VWの排ガス規制逃れ、経営に一段の激震
米当局による「ポルシェ」 の不正車両指摘
2015年10月16日
排ガス規制逃れ問題に揺れるドイツの自動車大手フォルクスワーゲン (VW) は、新たに傘下の高級スポーツカーメーカー「ポルシェ」の人気モデルを含めた不正車両を米当局から指摘され、経営に一段の激震が走るのは必至だ。
VWは不正車両が世界で最大1100万台としてきたが、対象が拡大すれば業績をさらに圧迫することになりそうだ。
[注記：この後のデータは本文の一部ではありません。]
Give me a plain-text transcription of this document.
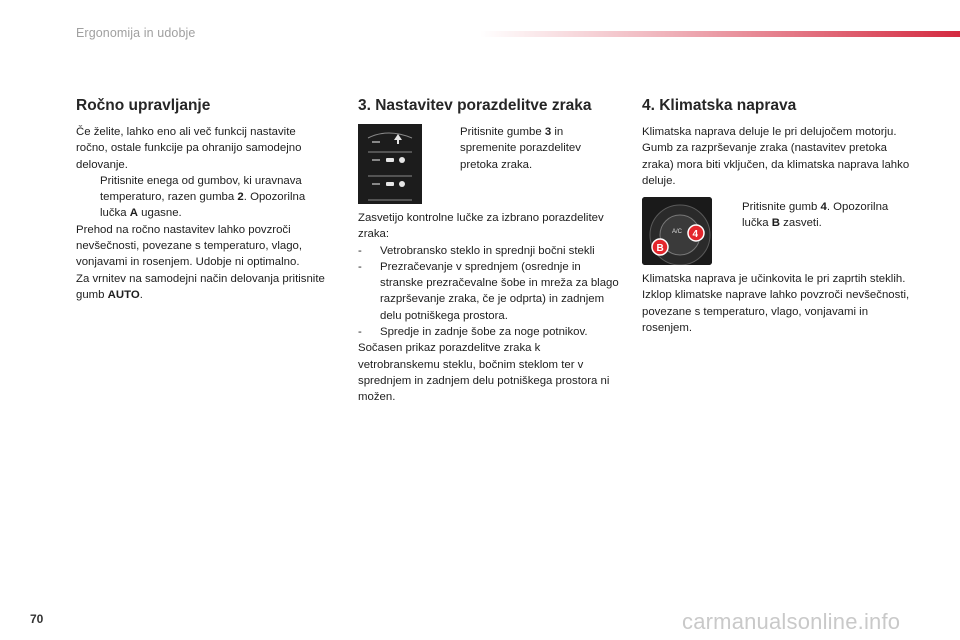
Ergonomija in udobje
Ročno upravljanje

Če želite, lahko eno ali več funkcij nastavite ročno, ostale funkcije pa ohranijo samodejno delovanje.

Pritisnite enega od gumbov, ki uravnava temperaturo, razen gumba 2. Opozorilna lučka A ugasne.

Prehod na ročno nastavitev lahko povzroči nevšečnosti, povezane s temperaturo, vlago, vonjavami in rosenjem. Udobje ni optimalno.

Za vrnitev na samodejni način delovanja pritisnite gumb AUTO.

3. Nastavitev porazdelitve zraka

Pritisnite gumbe 3 in spremenite porazdelitev pretoka zraka.

Zasvetijo kontrolne lučke za izbrano porazdelitev zraka:

- Vetrobransko steklo in sprednji bočni stekli

- Prezračevanje v sprednjem (osrednje in stranske prezračevalne šobe in mreža za blago razprševanje zraka, če je odprta) in zadnjem delu potniškega prostora.

- Spredje in zadnje šobe za noge potnikov.

Sočasen prikaz porazdelitve zraka k vetrobranskemu steklu, bočnim steklom ter v sprednjem in zadnjem delu potniškega prostora ni možen.

4. Klimatska naprava

Klimatska naprava deluje le pri delujočem motorju. Gumb za razprševanje zraka (nastavitev pretoka zraka) mora biti vključen, da klimatska naprava lahko deluje.

A/C
B
4

Pritisnite gumb 4. Opozorilna lučka B zasveti.

Klimatska naprava je učinkovita le pri zaprtih steklih.

Izklop klimatske naprave lahko povzroči nevšečnosti, povezane s temperaturo, vlago, vonjavami in rosenjem.

70	carmanualsonline.info
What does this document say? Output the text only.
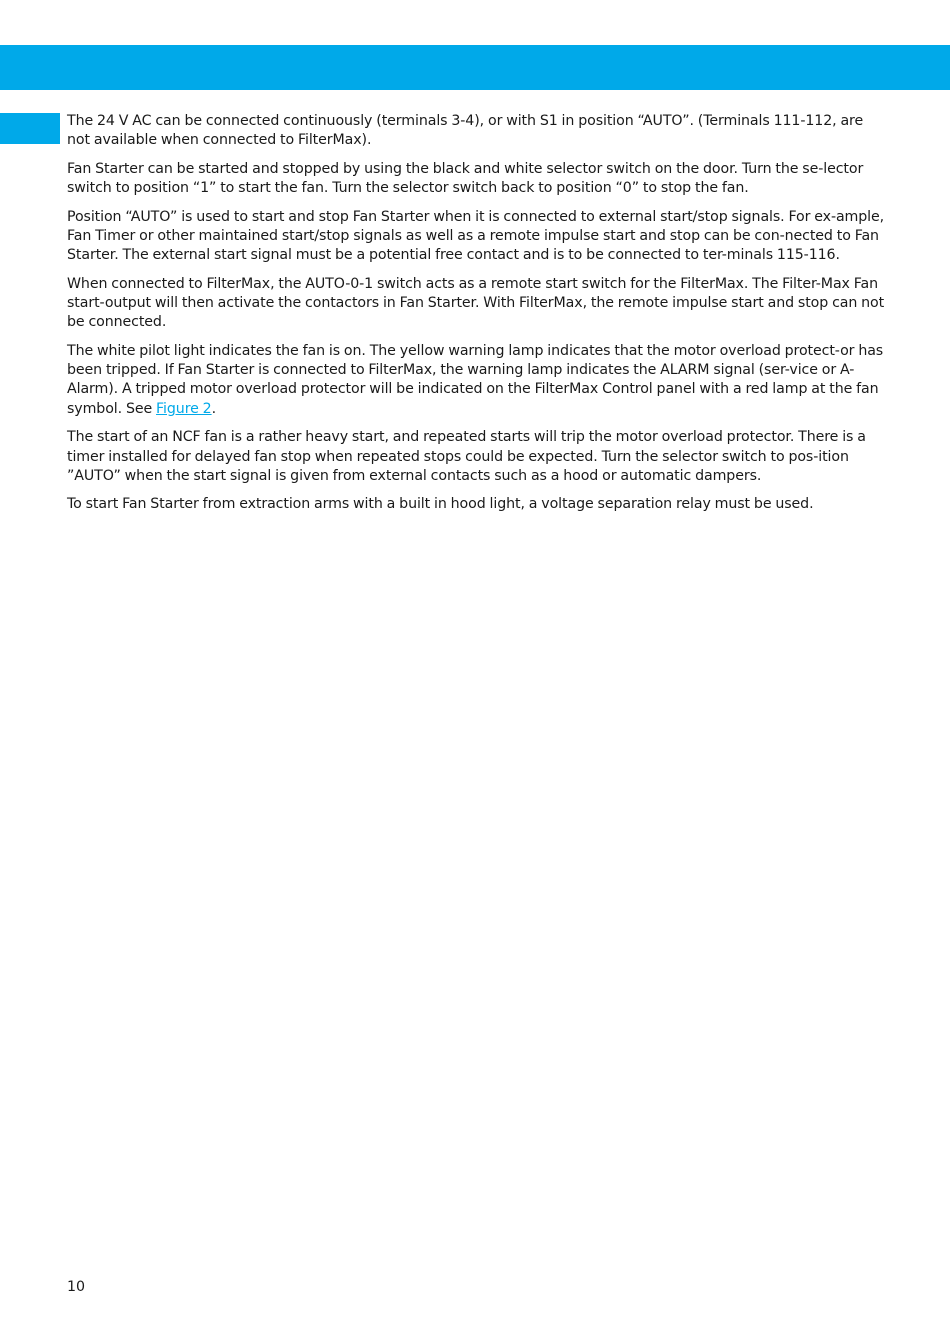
The 24 V AC can be connected continuously (terminals 3-4), or with S1 in position “AUTO”. (Terminals 111-112, are not available when connected to FilterMax).

Fan Starter can be started and stopped by using the black and white selector switch on the door. Turn the se-lector switch to position “1” to start the fan. Turn the selector switch back to position “0” to stop the fan.

Position “AUTO” is used to start and stop Fan Starter when it is connected to external start/stop signals. For ex-ample, Fan Timer or other maintained start/stop signals as well as a remote impulse start and stop can be con-nected to Fan Starter. The external start signal must be a potential free contact and is to be connected to ter-minals 115-116.

When connected to FilterMax, the AUTO-0-1 switch acts as a remote start switch for the FilterMax. The Filter-Max Fan start-output will then activate the contactors in Fan Starter. With FilterMax, the remote impulse start and stop can not be connected.

The white pilot light indicates the fan is on. The yellow warning lamp indicates that the motor overload protect-or has been tripped. If Fan Starter is connected to FilterMax, the warning lamp indicates the ALARM signal (ser-vice or A-Alarm). A tripped motor overload protector will be indicated on the FilterMax Control panel with a red lamp at the fan symbol. See Figure 2.

The start of an NCF fan is a rather heavy start, and repeated starts will trip the motor overload protector. There is a timer installed for delayed fan stop when repeated stops could be expected. Turn the selector switch to pos-ition ”AUTO” when the start signal is given from external contacts such as a hood or automatic dampers.

To start Fan Starter from extraction arms with a built in hood light, a voltage separation relay must be used.

10
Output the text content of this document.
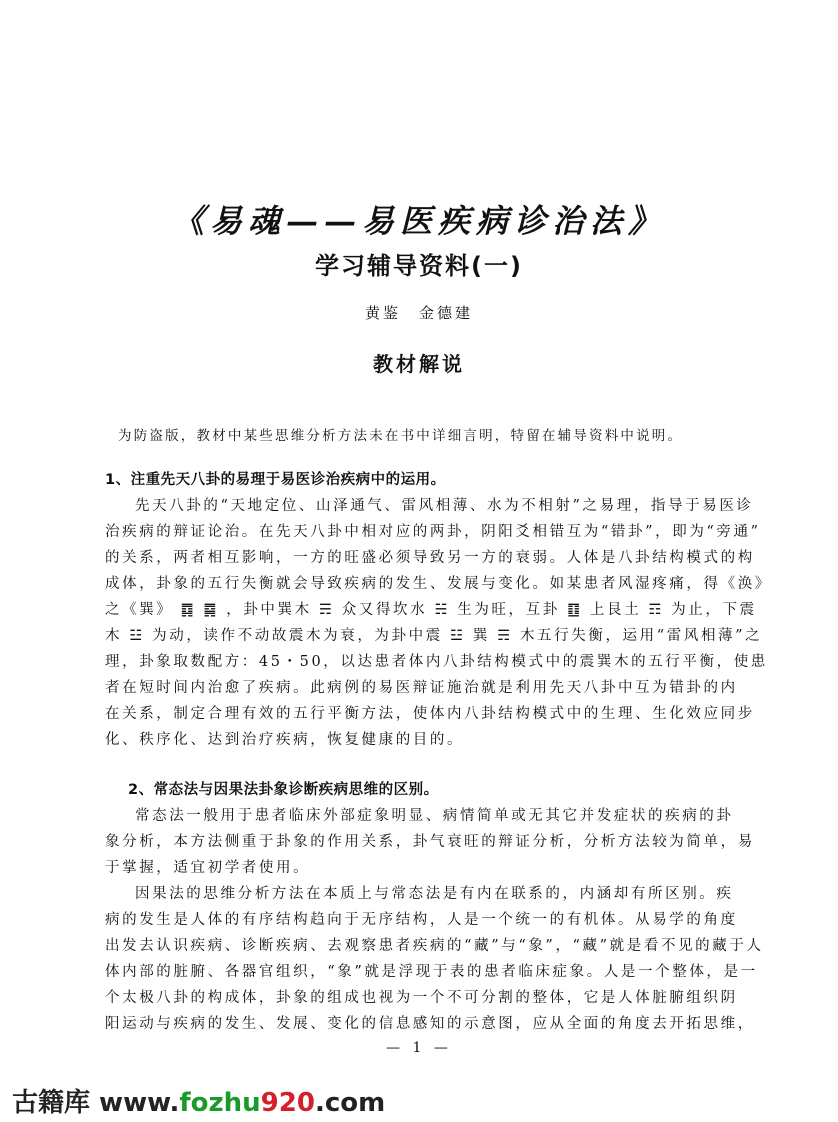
《易魂——易医疾病诊治法》
学习辅导资料(一)
黄鉴　金德建
教材解说
为防盗版，教材中某些思维分析方法未在书中详细言明，特留在辅导资料中说明。
1、注重先天八卦的易理于易医诊治疾病中的运用。
先天八卦的“天地定位、山泽通气、雷风相薄、水为不相射”之易理，指导于易医诊
治疾病的辩证论治。在先天八卦中相对应的两卦，阴阳爻相错互为“错卦”，即为“旁通”
的关系，两者相互影响，一方的旺盛必须导致另一方的衰弱。人体是八卦结构模式的构
成体，卦象的五行失衡就会导致疾病的发生、发展与变化。如某患者风湿疼痛，得《涣》
之《巽》 ䷺ ䷸ ，卦中巽木 ☴ 众又得坎水 ☵ 生为旺，互卦 ䷚ 上艮土 ☶ 为止，下震
木 ☳ 为动，读作不动故震木为衰，为卦中震 ☳ 巽 ☴ 木五行失衡，运用“雷风相薄”之
理，卦象取数配方：45・50，以达患者体内八卦结构模式中的震巽木的五行平衡，使患
者在短时间内治愈了疾病。此病例的易医辩证施治就是利用先天八卦中互为错卦的内
在关系，制定合理有效的五行平衡方法，使体内八卦结构模式中的生理、生化效应同步
化、秩序化、达到治疗疾病，恢复健康的目的。
2、常态法与因果法卦象诊断疾病思维的区别。
常态法一般用于患者临床外部症象明显、病情简单或无其它并发症状的疾病的卦
象分析，本方法侧重于卦象的作用关系，卦气衰旺的辩证分析，分析方法较为简单，易
于掌握，适宜初学者使用。
因果法的思维分析方法在本质上与常态法是有内在联系的，内涵却有所区别。疾
病的发生是人体的有序结构趋向于无序结构，人是一个统一的有机体。从易学的角度
出发去认识疾病、诊断疾病、去观察患者疾病的“藏”与“象”，“藏”就是看不见的藏于人
体内部的脏腑、各器官组织，“象”就是浮现于表的患者临床症象。人是一个整体，是一
个太极八卦的构成体，卦象的组成也视为一个不可分割的整体，它是人体脏腑组织阴
阳运动与疾病的发生、发展、变化的信息感知的示意图，应从全面的角度去开拓思维，
— 1 —
古籍库 www.fozhu920.com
米環境保護局 (EPA) が11月2日に不正車両として公表した排気量3,000ccのディーゼルエンジン搭載車には、売れ筋のスポーツタイプ多目的車 (SUV) であるポルシェの「カイエン」、VW傘下の高級車ブランド「アウディ」の 「Q5」 が含まれる。
問題発覚で会長を引責辞任したウィンターコルン氏はアウディの出身だ。
問題のエンジンは環境性能と低燃費を兼ね備える「クリーンディーゼル」 として人気だったが、新たな不正の指摘で消費者の信頼は失墜しかねない。
VWはEPAが新たに指摘した不正を否定。
ただ米国ではEPAが自動車のリコールを命じる強い権限を持つ。
今回の対象車種が排出する有害物質が基準を超えるなら修理を迫られることになる。